Weekly Planning

Weekly Planning

Planning is my thing – I love it. Actually anything to do with organizing I love but planning is fun for me. It was one of the more fun parts to being a teacher for me – planning the lessons. So I try out everything when it comes to planning to see if it works for me. And I think this is key. Planning has to work for you to be worth doing.

My planning process is a mish mash of things I’ve learned from others, from books I’ve read and from me just trying something out. But a key element to planning that has made major improvements to my actual work week comes from a mentoring group I am a part of but it begins first with something else I picked up from a book I read called Beginner’s Pluck by Liz Forkin Bohannon.


Planning my week is one of the favorite moments in my weekend. It’s an hours worth of basking in what is possible, my dreams, and since I have kids, quiet solitude.

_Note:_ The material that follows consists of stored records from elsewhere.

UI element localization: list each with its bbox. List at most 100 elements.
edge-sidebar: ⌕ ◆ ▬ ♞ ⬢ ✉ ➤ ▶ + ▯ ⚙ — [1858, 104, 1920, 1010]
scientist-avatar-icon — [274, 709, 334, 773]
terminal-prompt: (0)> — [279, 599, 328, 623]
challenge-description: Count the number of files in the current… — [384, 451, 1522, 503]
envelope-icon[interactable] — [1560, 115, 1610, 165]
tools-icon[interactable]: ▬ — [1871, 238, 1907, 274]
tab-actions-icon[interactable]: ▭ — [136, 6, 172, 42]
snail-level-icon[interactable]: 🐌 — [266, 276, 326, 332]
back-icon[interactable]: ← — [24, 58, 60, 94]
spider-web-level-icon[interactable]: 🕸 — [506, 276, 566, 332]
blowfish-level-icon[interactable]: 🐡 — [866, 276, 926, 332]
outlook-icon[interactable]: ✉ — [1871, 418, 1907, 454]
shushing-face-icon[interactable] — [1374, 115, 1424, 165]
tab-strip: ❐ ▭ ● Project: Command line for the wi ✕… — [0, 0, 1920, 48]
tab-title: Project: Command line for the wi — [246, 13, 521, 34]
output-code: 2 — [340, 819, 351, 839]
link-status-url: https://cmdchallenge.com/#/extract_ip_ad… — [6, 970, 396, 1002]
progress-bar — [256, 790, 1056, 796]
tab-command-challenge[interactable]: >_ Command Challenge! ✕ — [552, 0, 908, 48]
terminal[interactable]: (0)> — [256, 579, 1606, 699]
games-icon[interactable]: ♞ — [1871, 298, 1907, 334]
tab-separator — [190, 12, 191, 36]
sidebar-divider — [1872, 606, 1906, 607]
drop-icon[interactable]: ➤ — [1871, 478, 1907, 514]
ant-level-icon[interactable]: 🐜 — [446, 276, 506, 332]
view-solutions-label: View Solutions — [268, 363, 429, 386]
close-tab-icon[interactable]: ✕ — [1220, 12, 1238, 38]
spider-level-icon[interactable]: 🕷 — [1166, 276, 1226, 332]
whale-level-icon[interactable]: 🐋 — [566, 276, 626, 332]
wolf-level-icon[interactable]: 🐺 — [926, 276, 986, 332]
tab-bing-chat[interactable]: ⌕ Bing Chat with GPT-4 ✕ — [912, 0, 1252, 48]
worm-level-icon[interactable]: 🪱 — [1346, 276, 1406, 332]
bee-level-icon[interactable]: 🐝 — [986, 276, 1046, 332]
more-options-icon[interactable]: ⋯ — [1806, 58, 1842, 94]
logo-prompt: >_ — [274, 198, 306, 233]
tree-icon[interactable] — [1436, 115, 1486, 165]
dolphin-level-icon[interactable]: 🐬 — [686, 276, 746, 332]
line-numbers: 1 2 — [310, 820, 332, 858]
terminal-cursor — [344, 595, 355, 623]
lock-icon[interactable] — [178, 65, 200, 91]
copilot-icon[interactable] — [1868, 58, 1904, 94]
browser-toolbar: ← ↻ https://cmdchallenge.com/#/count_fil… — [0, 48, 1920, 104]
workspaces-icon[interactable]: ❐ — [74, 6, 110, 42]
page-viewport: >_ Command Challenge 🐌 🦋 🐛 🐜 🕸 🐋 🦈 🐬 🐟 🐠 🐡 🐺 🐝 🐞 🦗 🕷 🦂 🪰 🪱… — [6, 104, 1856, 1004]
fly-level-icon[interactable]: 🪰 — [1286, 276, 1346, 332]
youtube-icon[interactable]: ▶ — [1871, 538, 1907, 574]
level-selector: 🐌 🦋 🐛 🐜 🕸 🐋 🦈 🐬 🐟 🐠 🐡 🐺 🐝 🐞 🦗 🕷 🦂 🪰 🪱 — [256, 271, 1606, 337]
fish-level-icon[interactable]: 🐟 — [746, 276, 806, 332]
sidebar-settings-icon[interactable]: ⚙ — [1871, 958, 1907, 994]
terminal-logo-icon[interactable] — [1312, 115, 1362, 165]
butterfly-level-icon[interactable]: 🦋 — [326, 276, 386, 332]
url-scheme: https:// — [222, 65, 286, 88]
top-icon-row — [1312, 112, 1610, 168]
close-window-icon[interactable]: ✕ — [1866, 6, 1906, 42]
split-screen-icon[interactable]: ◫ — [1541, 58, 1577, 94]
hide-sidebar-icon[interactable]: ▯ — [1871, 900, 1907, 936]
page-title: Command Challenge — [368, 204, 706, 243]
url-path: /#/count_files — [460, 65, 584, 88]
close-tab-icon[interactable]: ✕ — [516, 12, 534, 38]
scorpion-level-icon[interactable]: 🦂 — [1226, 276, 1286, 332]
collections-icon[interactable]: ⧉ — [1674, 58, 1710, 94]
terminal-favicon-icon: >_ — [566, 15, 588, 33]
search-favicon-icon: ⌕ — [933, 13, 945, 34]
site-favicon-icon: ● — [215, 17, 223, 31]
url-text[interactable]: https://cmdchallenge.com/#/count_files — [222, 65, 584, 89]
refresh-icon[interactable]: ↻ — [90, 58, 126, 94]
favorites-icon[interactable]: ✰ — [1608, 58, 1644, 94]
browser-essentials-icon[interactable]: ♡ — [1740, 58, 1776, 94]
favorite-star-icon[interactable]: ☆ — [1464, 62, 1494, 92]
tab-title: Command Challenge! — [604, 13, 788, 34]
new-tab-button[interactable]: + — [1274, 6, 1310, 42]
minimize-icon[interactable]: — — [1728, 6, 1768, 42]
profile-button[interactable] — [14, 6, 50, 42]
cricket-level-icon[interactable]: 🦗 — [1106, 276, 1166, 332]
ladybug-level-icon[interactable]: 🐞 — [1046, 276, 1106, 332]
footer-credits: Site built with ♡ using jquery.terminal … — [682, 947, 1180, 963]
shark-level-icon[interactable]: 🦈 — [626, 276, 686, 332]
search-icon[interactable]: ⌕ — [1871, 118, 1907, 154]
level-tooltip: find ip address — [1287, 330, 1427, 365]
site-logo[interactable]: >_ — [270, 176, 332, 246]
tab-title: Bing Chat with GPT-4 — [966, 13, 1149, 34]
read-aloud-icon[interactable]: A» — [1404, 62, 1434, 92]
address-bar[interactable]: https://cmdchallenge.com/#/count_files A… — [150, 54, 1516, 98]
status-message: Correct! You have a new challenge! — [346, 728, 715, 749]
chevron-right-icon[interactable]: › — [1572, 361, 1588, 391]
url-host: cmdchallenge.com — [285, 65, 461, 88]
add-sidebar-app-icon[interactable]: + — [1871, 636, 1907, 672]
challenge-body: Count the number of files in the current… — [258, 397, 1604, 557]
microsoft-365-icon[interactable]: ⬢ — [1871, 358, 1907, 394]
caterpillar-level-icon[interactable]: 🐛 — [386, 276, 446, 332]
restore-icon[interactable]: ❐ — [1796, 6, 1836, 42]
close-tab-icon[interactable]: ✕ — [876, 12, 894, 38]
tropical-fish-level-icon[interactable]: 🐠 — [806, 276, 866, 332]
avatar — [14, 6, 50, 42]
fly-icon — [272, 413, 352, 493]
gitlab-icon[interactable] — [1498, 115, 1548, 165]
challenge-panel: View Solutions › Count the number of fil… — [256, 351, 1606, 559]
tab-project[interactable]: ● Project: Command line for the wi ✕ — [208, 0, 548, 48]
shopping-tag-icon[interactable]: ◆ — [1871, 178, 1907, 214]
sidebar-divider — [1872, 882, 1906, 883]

Yes, it begins first with me announcing I am taking a moment to plan and no one bother me. Then if I can, I head outside with a drink in one hand (sometimes sweet tea, sometimes hot tea, and sometimes a glass of wine – all of which are a part of the indulgence) and my planner in the other. (I ditch my phone for this because I don’t want a distraction). I hightail it for the chairs in the furthest part of my backyard, sit back, take a sip, then close my eyes.

It takes a moment for my mind to settle and for me to make sure no one followed but when it does I allow it to begin wandering into what ifs and what might be fun and what would be awesome if I could  . . . – Are you getting the point? I daydream.

In Beginner’s Pluck, Liz talks about her weekly wows and how they became transformative to her goals and dreams. This is my daydream time I describe above. I decided awhile ago to try it out and since I’ve made a habit of it. To me, it’s indulgent and so relaxing. This is the point where I begin seeing goals – I write down anything that I get excited about in my planner’s journal pages. If any of these things aligns with the coming week I begin to work there. If it doesn’t, I know I’ll return here for my 90 days and yearly goals to assess if I can move towards these or if they can go into my 10 goals in 10 years list. The point is for me to dream and get it down on paper so I don’t forget.

If this seems over-indulgent you seriously need to give it a try. Don’t worry about trying to make the dreams come true or even laugh at them like they are silly. Take them seriously enough to write them down but don’t stress about it. This is what makes it so great. They are dreams, you don’t have to tell anyone, and if you feel like working towards them, then do, if you don’t then no harm done.

Brain Dump & 3x3

Once I feel like I’ve exhausted my current daydream state,  or basically gotten antsy with just sitting there in my mind, then I start planning. Here’s what my planning looks like (I always love reading how others plan).

First I start with a brain dump. I write down everything I would love to get done or have to get done that week – sometimes I have to refer back to my notes from the previous week, post-its I’ve written reminders on, and my 90 days goals.

Once I’ve exhausted the brain dump, I categorize it with a highlighter or colored pen. The big rocks – stuff that has to get done. The smaller things that I see looming that need attention. Then the would be nice items and finally, the stuff I can let go of (at least for now). Then I turn to my 3×3 process.

This 3×3 process comes from a mentoring group I am a part of called Thriving Christian Artists with Matt Tommey. I could speak for days on the benefits of this group but I’m trying my best to focus here.

I first set up a grid of 3×3 boxes – the titles along the top I create as Monday, Wednesday, Friday and the titles along the left side I create as Spiritual/Personal, Art, Business. Also I’m careful now to date the week.

The Weekly Planner

I then enter one big thing I want to accomplish on each day for each category – these get a star next to it in my planner later so I know if anything this gets done. Then I fill in a few small things for each day and each category. I tend to overfill my days with all the to-dos and then become overwhelmed because I’m writing down the same thing for Tuesday that I did on Monday and by Thursday I feel defeated. But this process works for me because what I have planned for Monday can overflow to Tuesday but on Wednesday there are other things I need to work towards. And I am always paying attention to the starred items first no matter what. They are typically aligned with my 90 days goals and are important. If I don’t get to a non-starred item then I let it go. Not a big deal. I’ve found I can usually get to at least the starred items each week.

All of this on the 3×3 grid then goes into my planner with the stars next to the 3 things I need to get done. I also put in any appointments or meetings into the planner for that week. Then I fill in other small things that might not be on my grid like calling the doctor or taking the dog to the vet. I also add things I’m trying to make a habit of like social media posts, or daily sketching. I’m not perfectly finishing it all but it is more done than I’ve ever had before.